Marine biologists have conducted an in-depth study of the hunting behaviors of one of the largest members of the cuttlefish family, Ascarosepion latimanus. The camouflage repertoire of these cephalopods in their natural habitat has proven to be much broader and more adaptable than what was observed in laboratory settings.

2025-02-25 10:03:01https://naked-science.ru/article/biology/karakatitsy-ohota-kamufly

Cuttlefish Ascarosepion latimanus (Sepia latimanus), commonly known as broadclub cuttlefish, are recognized for their ability to alter the color and texture of their skin thanks to specialized chromatophore cells. Scientists are aware that cuttlefish use camouflage to hide from predators, but their hunting strategies utilizing camouflage are not yet fully understood.

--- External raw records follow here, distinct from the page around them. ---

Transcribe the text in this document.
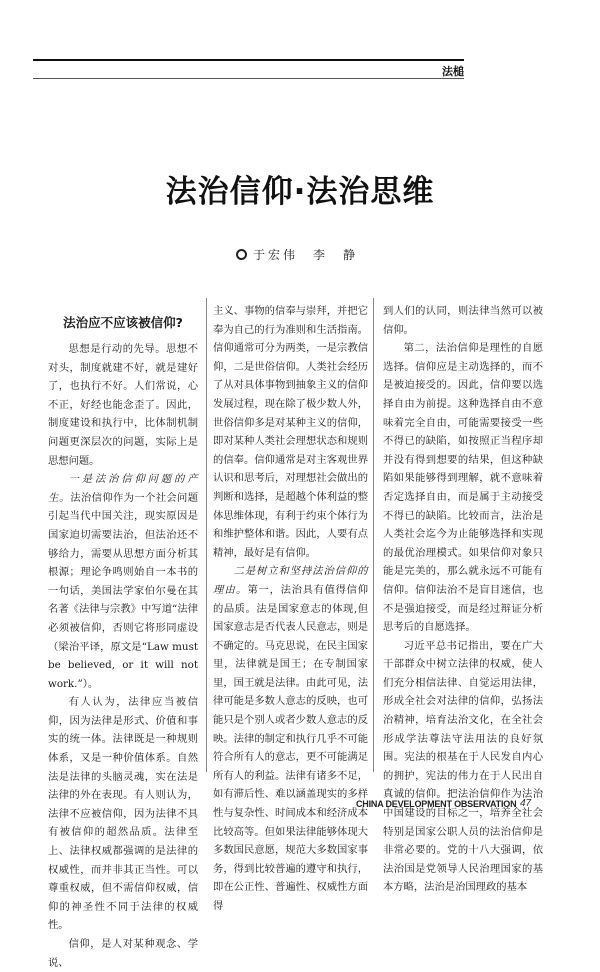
法槌
法治信仰·法治思维
于宏伟　李　静
法治应不应该被信仰?

思想是行动的先导。思想不对头，制度就建不好，就是建好了，也执行不好。人们常说，心不正，好经也能念歪了。因此，制度建设和执行中，比体制机制问题更深层次的问题，实际上是思想问题。

一是法治信仰问题的产生。法治信仰作为一个社会问题引起当代中国关注，现实原因是国家迫切需要法治，但法治还不够给力，需要从思想方面分析其根源；理论争鸣则始自一本书的一句话，美国法学家伯尔曼在其名著《法律与宗教》中写道“法律必须被信仰，否则它将形同虚设（梁治平译，原文是“Law must be believed, or it will not work.”）。

有人认为，法律应当被信仰，因为法律是形式、价值和事实的统一体。法律既是一种规则体系，又是一种价值体系。自然法是法律的头脑灵魂，实在法是法律的外在表现。有人则认为，法律不应被信仰，因为法律不具有被信仰的超然品质。法律至上、法律权威都强调的是法律的权威性，而并非其正当性。可以尊重权威，但不需信仰权威，信仰的神圣性不同于法律的权威性。

信仰，是人对某种观念、学说、

主义、事物的信奉与崇拜，并把它奉为自己的行为准则和生活指南。信仰通常可分为两类，一是宗教信仰，二是世俗信仰。人类社会经历了从对具体事物到抽象主义的信仰发展过程，现在除了极少数人外，世俗信仰多是对某种主义的信仰，即对某种人类社会理想状态和规则的信奉。信仰通常是对主客观世界认识和思考后，对理想社会做出的判断和选择，是超越个体利益的整体思维体现，有利于约束个体行为和维护整体和谐。因此，人要有点精神，最好是有信仰。

二是树立和坚持法治信仰的理由。第一，法治具有值得信仰的品质。法是国家意志的体现,但国家意志是否代表人民意志，则是不确定的。马克思说，在民主国家里，法律就是国王；在专制国家里，国王就是法律。由此可见，法律可能是多数人意志的反映，也可能只是个别人或者少数人意志的反映。法律的制定和执行几乎不可能符合所有人的意志，更不可能满足所有人的利益。法律有诸多不足，如有滞后性、难以涵盖现实的多样性与复杂性、时间成本和经济成本比较高等。但如果法律能够体现大多数国民意愿，规范大多数国家事务，得到比较普遍的遵守和执行，即在公正性、普遍性、权威性方面得

到人们的认同，则法律当然可以被信仰。

第二，法治信仰是理性的自愿选择。信仰应是主动选择的，而不是被迫接受的。因此，信仰要以选择自由为前提。这种选择自由不意味着完全自由，可能需要接受一些不得已的缺陷，如按照正当程序却并没有得到想要的结果，但这种缺陷如果能够得到理解，就不意味着否定选择自由，而是属于主动接受不得已的缺陷。比较而言，法治是人类社会迄今为止能够选择和实现的最优治理模式。如果信仰对象只能是完美的，那么就永远不可能有信仰。信仰法治不是盲目迷信，也不是强迫接受，而是经过辩证分析思考后的自愿选择。

习近平总书记指出，要在广大干部群众中树立法律的权威，使人们充分相信法律、自觉运用法律，形成全社会对法律的信仰，弘扬法治精神，培育法治文化，在全社会形成学法尊法守法用法的良好氛围。宪法的根基在于人民发自内心的拥护，宪法的伟力在于人民出自真诚的信仰。把法治信仰作为法治中国建设的目标之一，培养全社会特别是国家公职人员的法治信仰是非常必要的。党的十八大强调，依法治国是党领导人民治理国家的基本方略，法治是治国理政的基本

CHINA DEVELOPMENT OBSERVATION 47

To delve deeper into this, a team of biologists from the University of Bristol (UK), along with colleagues from Indonesia, spent several months recording broadclub cuttlefish in their natural habitat — the shallow reefs of the Raja Ampat archipelago (Indonesia), where cuttlefish hunt for crabs. During their observations, the researchers captured 234 episodes featuring 98 broadclub cuttlefish — 40 males and 58 females. An article detailing the study was recently published in the journal Ecology.

It was discovered that as they approached their prey, cuttlefish employed four main camouflage techniques, which the biologists named “leaf,” “running stripe,” “branching coral,” and “pulsation.”

In the first technique, cuttlefish adopted a greenish hue, mimicking the color, shape, and movement of a leaf floating in the water. In the second, the mollusks remained gray but had dark stripes running across their bodies, creating an illusion of movement. Additionally, broadclub cuttlefish camouflaged themselves as corals by spreading their tentacles and coloring them to resemble coral branches. During “pulsation,” their extended and conically compressed limbs began to pulse smoothly, while their bodies remained pale gray, blending in with the surrounding background. Each technique could be used independently, or they could alternate and combine elements of these strategies.

The researchers believe that camouflaging as innocuous objects like plant leaves and coral branches allows cuttlefish to lull their prey into a false sense of security. The dynamic stripes racing across their bodies may conceal their approach and confuse their targets. Although the exact role of pulsation in successful hunting remains unclear, they noted that this technique and the combination of camouflage tricks were employed somewhat less frequently than the other methods.

According to the biologists, in their natural environment, cuttlefish demonstrated high individual variability in camouflage tactics and a more diverse range of behavioral responses compared to their counterparts in the laboratory. The scientists attributed this to the negative impact of captivity conditions on the animals' behavior and physiological processes — often too simplistic and monotonous.

In the future, the researchers plan to further investigate how cuttlefish adjust their hunting tactics based on environmental conditions and the type of prey. Data from this could be beneficial for developing adaptive camouflage technologies and advancements in robotics.